1 Toronto Maple Leafs (35-14-7, 77) vs 4 Montreal Canadiens (24-21-11, 59)
A traditional rivalry will be rekindled when these Original Six teams meet in postseason play for the first time since 1979. Toronto is a clear favorite for many reasons, starting with Auston Matthews’ league-leading 41 goals in 52 games and continuing with Mitch Marner’s fourth-ranked 67 points and the team’s average of 3.32 goals per game, compared to Montreal’s 2.77. The Maple Leafs haven’t won the Cup since 1967 and haven’t won a playoff series since 2003-04, but expectations are high. Their likely Game 1 goalie is former King Jack Campbell (2.15, .921) and that would be his playoff debut. Frederik Andersen has been slowed by an injury and his stats (2.96, .895) weren’t good but he has extensive playoff experience. Montreal fired coach Claude Julien in February when the team was 9-5-4 and promoted assistant Dominique Ducharme. He got them into the playoffs, though goalie Carey Price has missed considerable time because of a concussion and the team had a minus-nine goal differential. They don’t have the scoring depth to match up, though former King Tyler Toffoli (28 goals, 44 points) can do damage and former Duck Corey Perry has been his old abrasive self. Prediction: Maple Leafs in five.

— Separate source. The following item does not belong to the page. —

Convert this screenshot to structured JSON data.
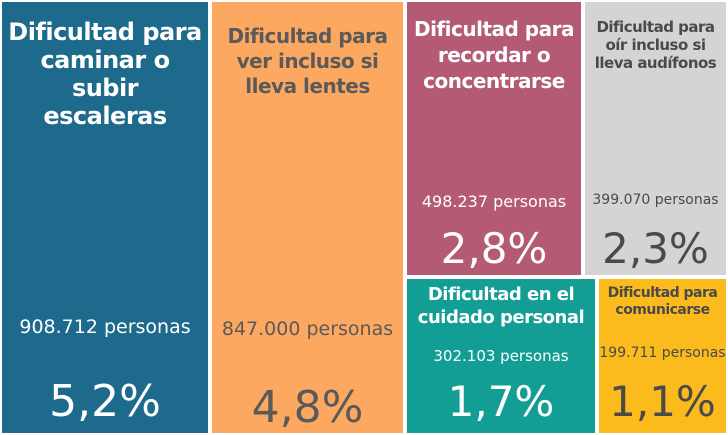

2 Edmonton Oilers (35-19-2, 72) vs 3 Winnipeg Jets (30-23-3, 63)
First glance says the Oilers should romp. Connor McDavid will win the scoring title with 105 points, Leon Draisaitl will be the runner-up with 84, and defenseman Tyson Barrie scored 23 of his 48 points on the Oilers’ league-leading power play. Second glance also says they should romp, because Winnipeg limped to the finish and won only three of its last 10 games. But the Oilers surprisingly lost in the qualifying round last season, so it ain’t over until it’s over. That said, the Jets lost the last six games of the teams’ season series and McDavid scored 22 points in nine games. Goalie Connor Hellebuyck must be sensational and Oilers goalie Mike Smith would have to totally collapse for the Jets to have even a small chance. Prediction: Oilers in five.